Endra Gunawan [a], Sri Widiyantoro [a], Zulfakriza [a], Irwan Meilano [b], Cecep Pratama [c]
[a] Global Geophysics Research Group, Faculty of Mining and Petroleum Engineering, Bandung Institute of Technology, Indonesia
[b] Geodesy Research Group, Faculty of Earth Science and Technology, Bandung Institute of Technology, Indonesia
[c] Department of Geodetic Engineering, Gadjah Mada University, Indonesia
GPS data after the 2 July 2013 Mw 6.1 Aceh earthquake provide valuable information for understanding the postseismic behavior of a strike-slip fault in northern Sumatra, Indonesia. The analysis of postseismic deformation following the 2004 Sumatra-Andaman earthquake and the 2012 Indian Ocean earthquake suggest that the ongoing deformation affected northern Sumatra between July and December 2013. The postseismic deformation of the 2013 Aceh earthquake is herein investigated, with the contribution of poroelastic rebound and viscoelastic relaxation evaluated.

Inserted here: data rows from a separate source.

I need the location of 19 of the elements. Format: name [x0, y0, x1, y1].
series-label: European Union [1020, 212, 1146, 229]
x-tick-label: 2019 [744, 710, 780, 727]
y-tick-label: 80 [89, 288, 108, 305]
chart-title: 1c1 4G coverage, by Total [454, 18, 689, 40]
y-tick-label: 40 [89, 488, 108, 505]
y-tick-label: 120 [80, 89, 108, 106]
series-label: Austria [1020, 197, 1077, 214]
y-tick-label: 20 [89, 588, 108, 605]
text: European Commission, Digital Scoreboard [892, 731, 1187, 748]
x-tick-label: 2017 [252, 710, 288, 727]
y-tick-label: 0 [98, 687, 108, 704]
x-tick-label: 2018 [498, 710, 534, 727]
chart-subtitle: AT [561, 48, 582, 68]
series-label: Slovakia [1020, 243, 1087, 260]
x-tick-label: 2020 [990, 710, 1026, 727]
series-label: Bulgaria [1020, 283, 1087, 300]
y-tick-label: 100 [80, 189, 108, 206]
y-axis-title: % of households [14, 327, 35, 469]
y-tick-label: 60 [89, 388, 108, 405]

The results suggest that the model displacement of those two mechanisms failed to estimate the data. The afterslip analysis of the 2013 Aceh earthquake, on the contrary, fits the data very well with a seismic slip occurring at multiple fault segments of the Sumatran fault in northern Sumatra, Indonesia.
Keywords: 2 July 2013 Aceh earthquake, GPS, Postseismic deformation, Poroelastic rebound, Viscoelastic relaxation, Afterslip
The devastating 2 July 2013 Mw 6.1 Aceh earthquake (AE) occurred along a newly identified active left-lateral fault segment of the Sumatran fault in northern Sumatra, Indonesia, identified as the Celala segment (Gunawan et al., 2018). A previous study suggested that the 2 July 2013 earthquake occurred as the Celala segment was 0.1 MPa closer to failure after the earlier 21 January 2013 Mw 6.1 AE (Ito et al., 2016). Prior to the event, the Celala segment was unmapped and unidentified. As a result of this unexpected earthquake event, losses were high. The Indonesian National Board for Disaster Management (2013) reported casualties of 43 people dead and six others missing, with economic losses of more than US$ 50 million; another US$ 70 million was needed for rehabilitation and reconstruction after the disaster. Fig. 1 shows the tectonic setting of this region.
Modern geodetic tools such as GPS have been widely used to understand the crustal deformation of the earthquake cycle, corresponding to interseismic, coseismic, and postseismic deformation (e.g. Wang et al., 2012). Previous studies propose postseismic deformation mechanisms after earthquake occurrences, including poroelastic rebound, afterslip, and viscoelastic relaxation (e.g. Freed, 2007, Pollitz et al., 2012). One of the major differences between these mechanisms is the time duration. While poroelastic rebound is in days or weeks, afterslip could take months or years, and viscoelastic relaxation lasts for years or decades (Jónsson et al., 2003, Miyazaki et al., 2004, Lorenzo-Martín et al., 2006).
This study analyzes the postseismic deformation of the 2 July 2013 AE by considering these three postseismic deformation mechanisms. Unpublished GPS data available in the region are used for the analysis. The contributions of postseismic deformation after the 2004 Mw 9.2 Sumatra-Andaman earthquake (SAE) and the 2012 Mw 8.6 Indian Ocean earthquake (IOE) are considered in the analysis.